Advanced Materials for Energy Conversion and Storage: Functional Materials II
Sponsored by: TMS Functional Materials Division, TMS: Energy Conversion and Storage Committee
Program Organizers: Amit Pandey, LG Fuel Cell Systems Inc.
Thursday 8:30 AM
March 2, 2017
Location: San Diego Convention Ctr
Session Chair: Reza Shahbazian-Yassar, University of Illinois at Chicago; Paul Ohodnicki, NETL
8:30 AM Invited
Free the Electron: Mitigating Polaronic Bottlenecks in Cathode Materials: Sarbajit Banerjee1; 1Texas A&M University
Limitations to the power and energy densities of Li-ion batteries constitute a major impediment to our energy future. The development of novel battery architectures and new battery chemistries is imperative to address this challenge. In recent work, we have used V2O5 as a model system to seek atomistic understanding of lithiation/delithiation pathways. Scanning transmission X-ray microscopy studies in conjunction with density functional theory suggest that polaron localization plays a key role in limiting cation mobility, giving rise to heterogeneous lithiation across individual cathode particles. As a means of circumventing polaron localization, metastable polymorphs accessible from topochemical synthesis represent a particularly useful set of compounds. I will discuss some recently discovered metastable phases that allow for unprecedented Li-ion and even multivalent cation mobility. These compounds represent particularly excellent examples of the concept of “frustrated coordination” and mitigate polaron confinement by dint of greater degeneracy of orbitals at the conduction band edge.

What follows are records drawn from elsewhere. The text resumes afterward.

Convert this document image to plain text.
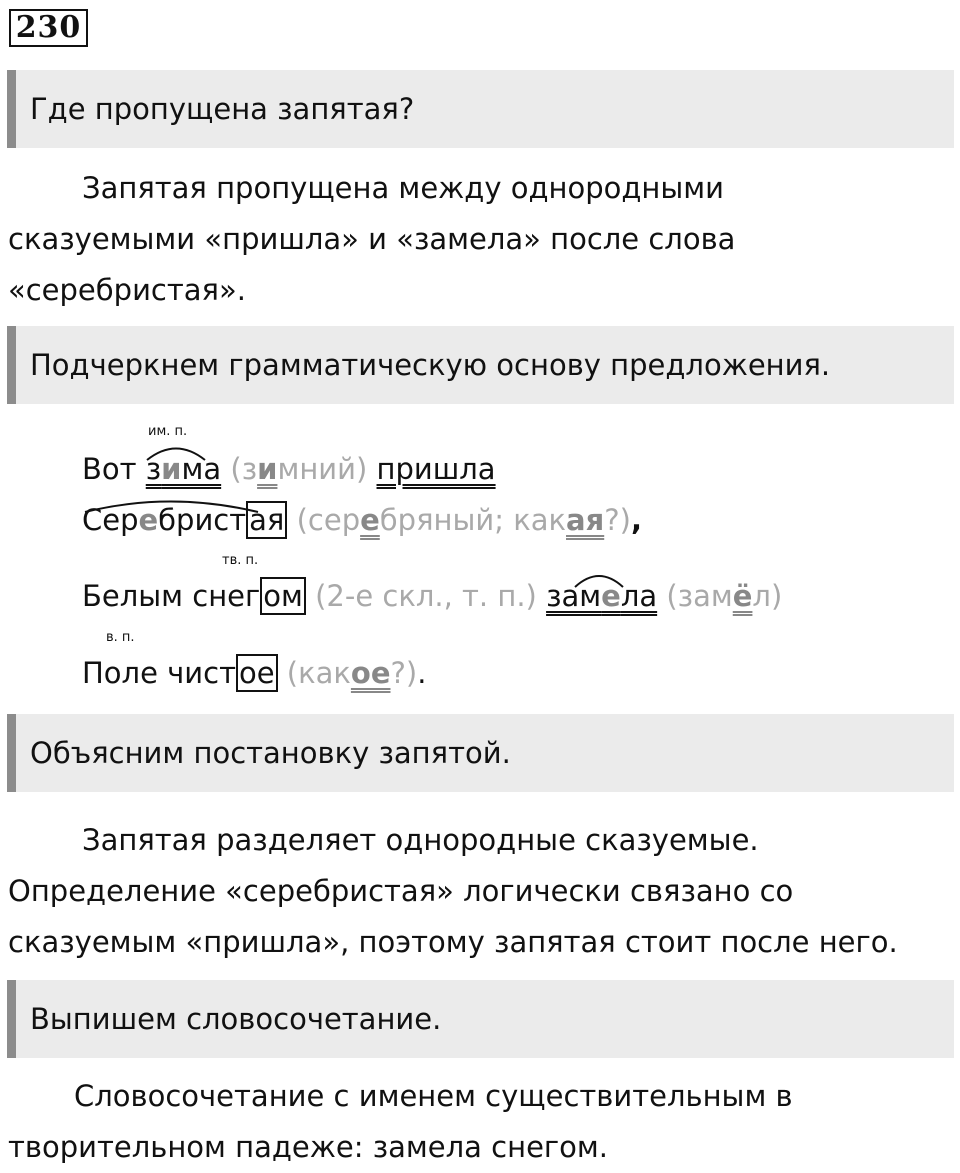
230
Где пропущена запятая?
Запятая пропущена между однородными
сказуемыми «пришла» и «замела» после слова
«серебристая».
Подчеркнем грамматическую основу предложения.
им. п.
Вот зима (зимний) пришла
Серебрист ая (серебряный; какая?),
тв. п.
Белым снег ом (2-е скл., т. п.) замела (замёл)
в. п.
Поле чист ое (какое?).
Объясним постановку запятой.
Запятая разделяет однородные сказуемые.
Определение «серебристая» логически связано со
сказуемым «пришла», поэтому запятая стоит после него.
Выпишем словосочетание.
Словосочетание с именем существительным в
творительном падеже: замела снегом.
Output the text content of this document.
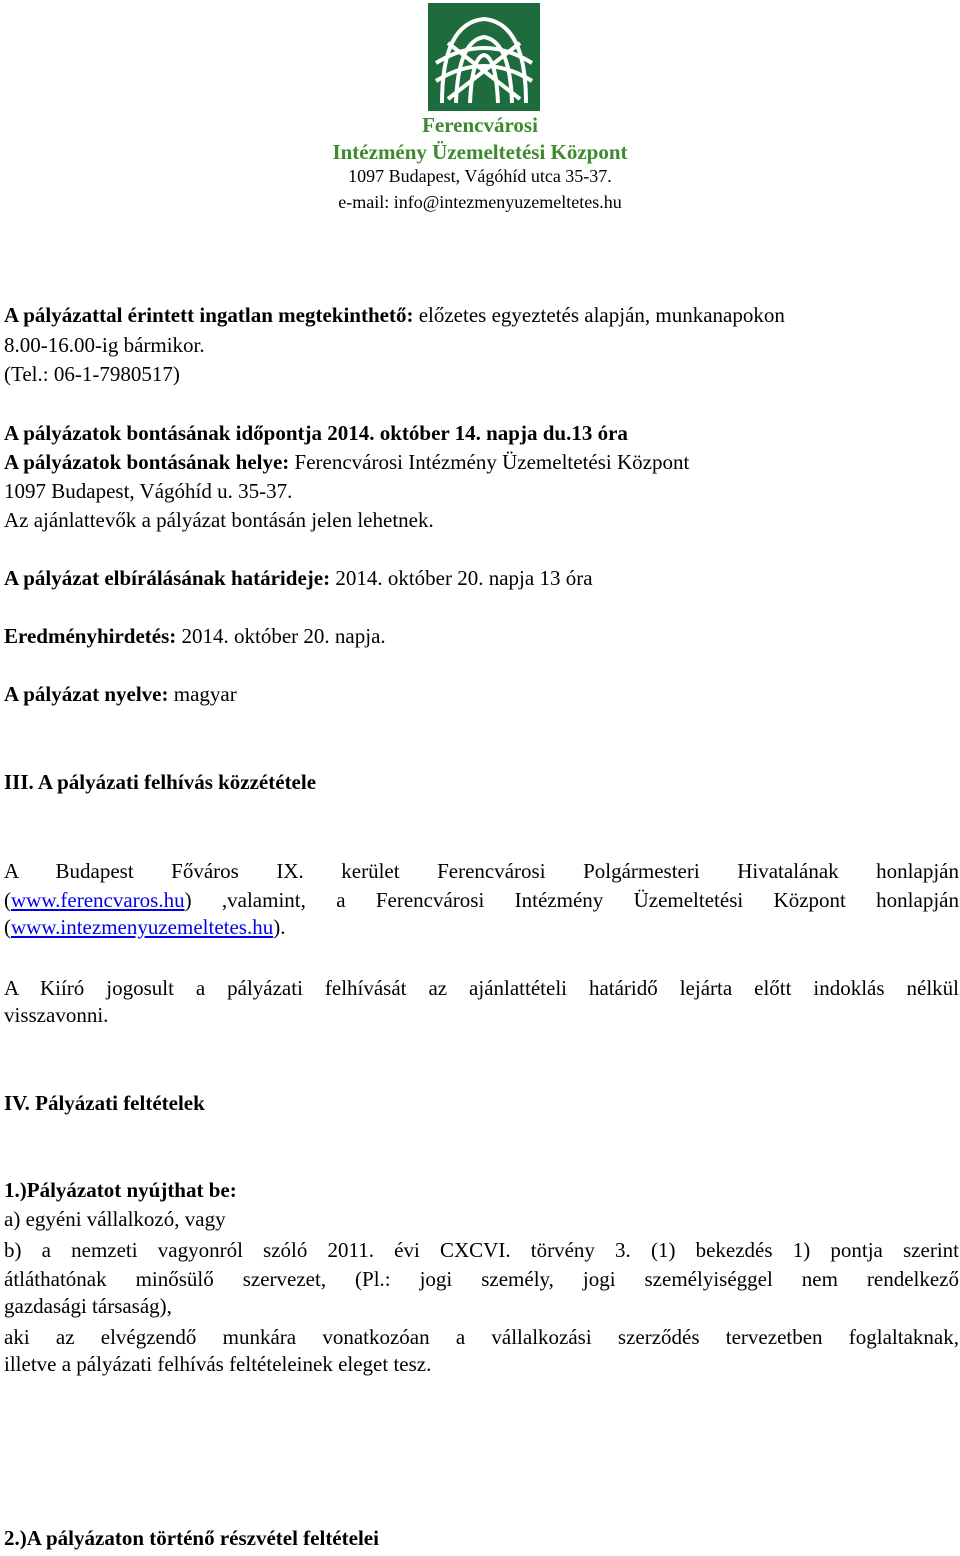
Ferencvárosi
Intézmény Üzemeltetési Központ
1097 Budapest, Vágóhíd utca 35-37.
e-mail: info@intezmenyuzemeltetes.hu
A pályázattal érintett ingatlan megtekinthető: előzetes egyeztetés alapján, munkanapokon
8.00-16.00-ig bármikor.
(Tel.: 06-1-7980517)
A pályázatok bontásának időpontja 2014. október 14. napja du.13 óra
A pályázatok bontásának helye: Ferencvárosi Intézmény Üzemeltetési Központ
1097 Budapest, Vágóhíd u. 35-37.
Az ajánlattevők a pályázat bontásán jelen lehetnek.
A pályázat elbírálásának határideje: 2014. október 20. napja 13 óra
Eredményhirdetés: 2014. október 20. napja.
A pályázat nyelve: magyar
III. A pályázati felhívás közzététele
A Budapest Főváros IX. kerület Ferencvárosi Polgármesteri Hivatalának honlapján
(www.ferencvaros.hu) ,valamint, a Ferencvárosi Intézmény Üzemeltetési Központ honlapján
(www.intezmenyuzemeltetes.hu).
A Kiíró jogosult a pályázati felhívását az ajánlattételi határidő lejárta előtt indoklás nélkül
visszavonni.
IV. Pályázati feltételek
1.)Pályázatot nyújthat be:
a) egyéni vállalkozó, vagy
b) a nemzeti vagyonról szóló 2011. évi CXCVI. törvény 3. (1) bekezdés 1) pontja szerint
átláthatónak minősülő szervezet, (Pl.: jogi személy, jogi személyiséggel nem rendelkező
gazdasági társaság),
aki az elvégzendő munkára vonatkozóan a vállalkozási szerződés tervezetben foglaltaknak,
illetve a pályázati felhívás feltételeinek eleget tesz.
2.)A pályázaton történő részvétel feltételei
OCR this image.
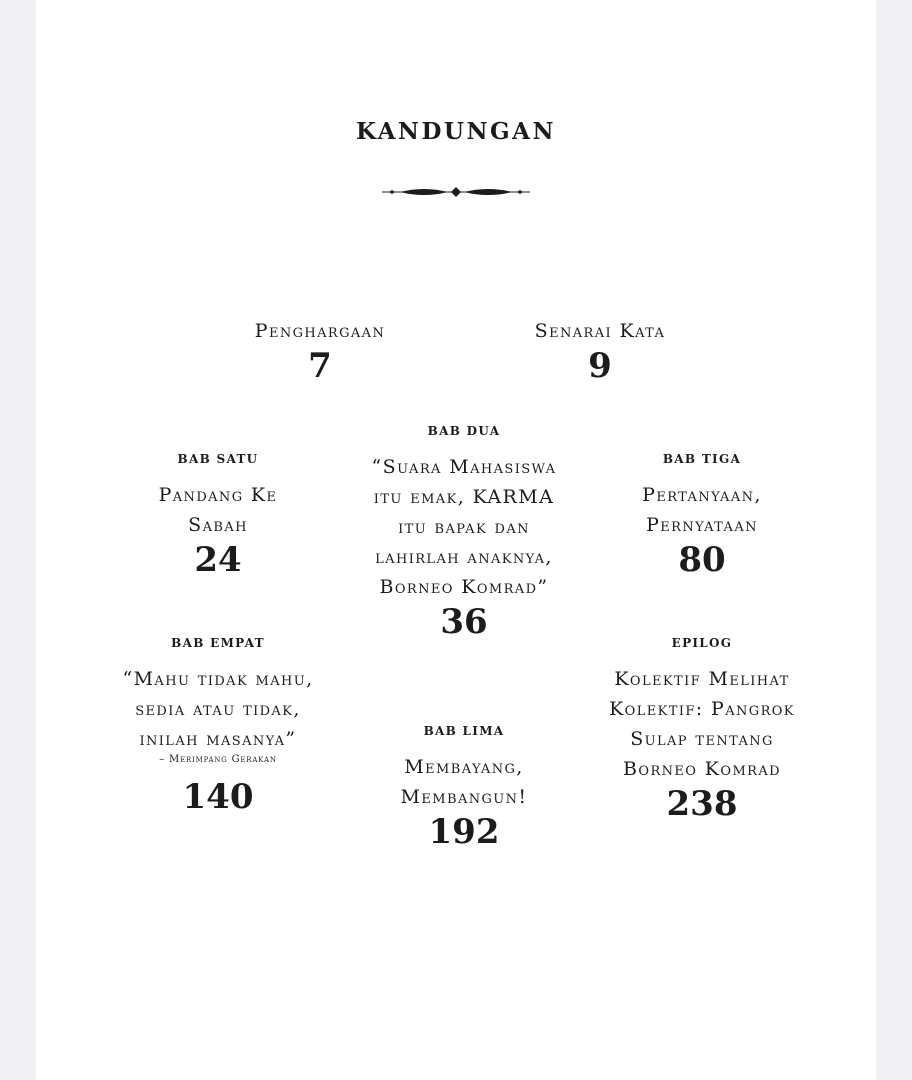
KANDUNGAN
Penghargaan
7
Senarai Kata
9
BAB SATU
Pandang Ke
Sabah
24
BAB DUA
“Suara Mahasiswa
itu emak, KARMA
itu bapak dan
lahirlah anaknya,
Borneo Komrad”
36
BAB TIGA
Pertanyaan,
Pernyataan
80
BAB EMPAT
“Mahu tidak mahu,
sedia atau tidak,
inilah masanya”
– Merimpang Gerakan
140
BAB LIMA
Membayang,
Membangun!
192
EPILOG
Kolektif Melihat
Kolektif: Pangrok
Sulap tentang
Borneo Komrad
238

Increasing Ionic Conductivity with Highly Ionizing Radiation: Jacob Shamblin1; Cameron Tracy2; Rodney Ewing2; Joshua Sangoro1; Caitlin Taylor1; Maulik Patel1; William Weber1; Raul Palomares1; Eric O'Quinn1; Maik Lang1; 1The University of Tennessee; 2Stanford University
Many complex oxides exhibiting the pyrochlore structure display ionic conductivity on the order of yttria-stabilized zirconia and thus find use as potential electrolytes in solid oxide fuel cells. Here we present a new strategy for further increasing ionic conductivity through irradiation with heavy ions of high specific energy (> 5 MeV/u). Select pyrochlore compositions (e.g., Gd2Ti2O7, Gd2Zr2O7 and Er2Ti2O7) have been irradiated at the GSI Helmholtz Center for Heavy Ion Research in Darmstadt, Germany. Radiation-induced phase transformations include amorphization, disordering to a fluorite-type phase, and a combination of the two. Broadband dielectric spectroscopy measurements reveal that ionic conductivity in these far-from-equilibrium phases (which are stable up to about 800 C) is in some cases increased by a factor of 250 compared with the ordered pyrochlore phase prior to irradiation. This increase is due to enhanced mobility in the irradiated phases as well as an increased defect concentration.